Thursday, August 30, 2007

New Acquisition

This is a Hano Mana kachina doll. I posted a while back on some Zuni kachina rock art and the role that kachinas play in Pueblo religion.


The place where I bought this had it misidentified, but the artist's inscription on the base that identified him as Hopi-Tewa helped me figure it out with a little research. It also opened up an interesting historical story.

The Hopi are a Puebloan tribe that lives in a series of villages on the three Hopi Mesas (called First, Second and Third Mesas) in northeastern Arizona. They speak a Uto-Aztecan language and have evidently been living in the area for thousands of years.

After the collapse of the Second Pueblo Revolt against the Spanish in 1696, a village of Tewa people, another Puebloan group that speaks a Tanoan language, left the Galisteo Basin in northern New Mexico and migrated west, presumably to avoid the Spanish.

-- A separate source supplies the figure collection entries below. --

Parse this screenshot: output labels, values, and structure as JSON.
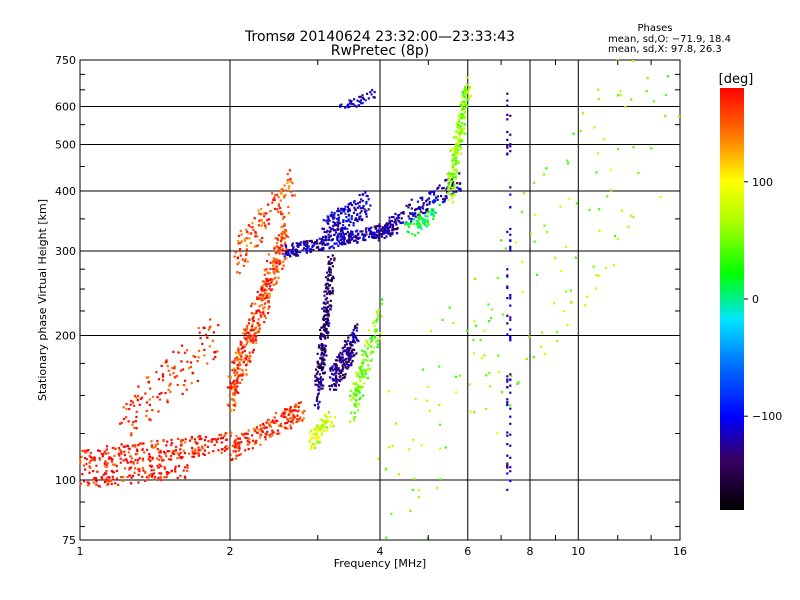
{
  "chart_data": {
    "type": "scatter",
    "title": "Tromsø 20140624 23:32:00—23:33:43",
    "subtitle": "RwPretec (8p)",
    "xlabel": "Frequency [MHz]",
    "ylabel": "Stationary phase Virtual Height [km]",
    "x_scale": "log",
    "y_scale": "log",
    "xlim": [
      1,
      16
    ],
    "ylim": [
      75,
      750
    ],
    "x_ticks": [
      1,
      2,
      4,
      6,
      8,
      10,
      16
    ],
    "x_tick_labels": [
      "1",
      "2",
      "4",
      "6",
      "8",
      "10",
      "16"
    ],
    "y_ticks": [
      75,
      100,
      200,
      300,
      400,
      500,
      600,
      750
    ],
    "y_tick_labels": [
      "75",
      "100",
      "200",
      "300",
      "400",
      "500",
      "600",
      "750"
    ],
    "grid": true,
    "phases_box": {
      "heading": "Phases",
      "line1": "mean, sd,O: −71.9, 18.4",
      "line2": "mean, sd,X:  97.8, 26.3"
    },
    "colorbar": {
      "label": "[deg]",
      "range": [
        -180,
        180
      ],
      "ticks": [
        100,
        0,
        -100
      ],
      "tick_labels": [
        "100",
        "0",
        "−100"
      ],
      "colormap": "rainbow"
    },
    "point_series": [
      {
        "f0": 1.0,
        "f1": 1.65,
        "h0": 100,
        "h1": 105,
        "phase": 175,
        "n": 120,
        "spread": 0.04
      },
      {
        "f0": 1.0,
        "f1": 2.0,
        "h0": 110,
        "h1": 120,
        "phase": 170,
        "n": 260,
        "spread": 0.05
      },
      {
        "f0": 1.2,
        "f1": 1.9,
        "h0": 130,
        "h1": 200,
        "phase": 170,
        "n": 130,
        "spread": 0.12
      },
      {
        "f0": 2.0,
        "f1": 2.8,
        "h0": 115,
        "h1": 140,
        "phase": 165,
        "n": 180,
        "spread": 0.05
      },
      {
        "f0": 2.0,
        "f1": 2.6,
        "h0": 150,
        "h1": 330,
        "phase": 160,
        "n": 380,
        "spread": 0.1
      },
      {
        "f0": 2.05,
        "f1": 2.7,
        "h0": 290,
        "h1": 420,
        "phase": 155,
        "n": 120,
        "spread": 0.08
      },
      {
        "f0": 2.6,
        "f1": 4.3,
        "h0": 300,
        "h1": 335,
        "phase": -120,
        "n": 320,
        "spread": 0.03
      },
      {
        "f0": 3.1,
        "f1": 3.8,
        "h0": 330,
        "h1": 380,
        "phase": -110,
        "n": 160,
        "spread": 0.06
      },
      {
        "f0": 4.0,
        "f1": 5.8,
        "h0": 330,
        "h1": 420,
        "phase": -120,
        "n": 160,
        "spread": 0.05
      },
      {
        "f0": 4.5,
        "f1": 5.2,
        "h0": 330,
        "h1": 360,
        "phase": 15,
        "n": 60,
        "spread": 0.04
      },
      {
        "f0": 5.5,
        "f1": 6.0,
        "h0": 400,
        "h1": 650,
        "phase": 60,
        "n": 220,
        "spread": 0.07
      },
      {
        "f0": 3.0,
        "f1": 3.2,
        "h0": 150,
        "h1": 280,
        "phase": -140,
        "n": 230,
        "spread": 0.08
      },
      {
        "f0": 3.2,
        "f1": 3.6,
        "h0": 160,
        "h1": 200,
        "phase": -130,
        "n": 190,
        "spread": 0.07
      },
      {
        "f0": 2.9,
        "f1": 3.2,
        "h0": 120,
        "h1": 135,
        "phase": 80,
        "n": 80,
        "spread": 0.04
      },
      {
        "f0": 3.5,
        "f1": 4.0,
        "h0": 140,
        "h1": 220,
        "phase": 50,
        "n": 140,
        "spread": 0.08
      },
      {
        "f0": 3.3,
        "f1": 3.9,
        "h0": 590,
        "h1": 640,
        "phase": -110,
        "n": 40,
        "spread": 0.02
      },
      {
        "f0": 4.0,
        "f1": 16.0,
        "h0": 90,
        "h1": 700,
        "phase": 60,
        "n": 170,
        "spread": 0.5
      }
    ],
    "vertical_streak_freqs": [
      7.2,
      7.3
    ],
    "legend": "none"
  }
}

The exact details of this journey aren't clear but by about 1700, the Hopi allowed the Tewa to build a village on First Mesa, a couple of hundred miles away from their starting point. The Tewa soon proved their worth by defeating a raiding party of Utes and have been there ever since.

The Tewa village is known as Hano and much later in the 19th century they established a second village at the base of First Mesa named Polacca. The Hopi-Tewa still speak their language that is unrelated and mutually unintelligible to Hopi. They also all speak Hopi, but no Hopi speak Tewa, which has been the subject of a good deal of anthropological research.

The Hopi-Tewa have their own religious beliefs that are similar to but distinct from those of the Hopi. The two groups do cooperate in a number of rituals. This Hano Mana kachina is a Hopi-Tewa one, known in English as the Hano Long-haired Kachina Maiden.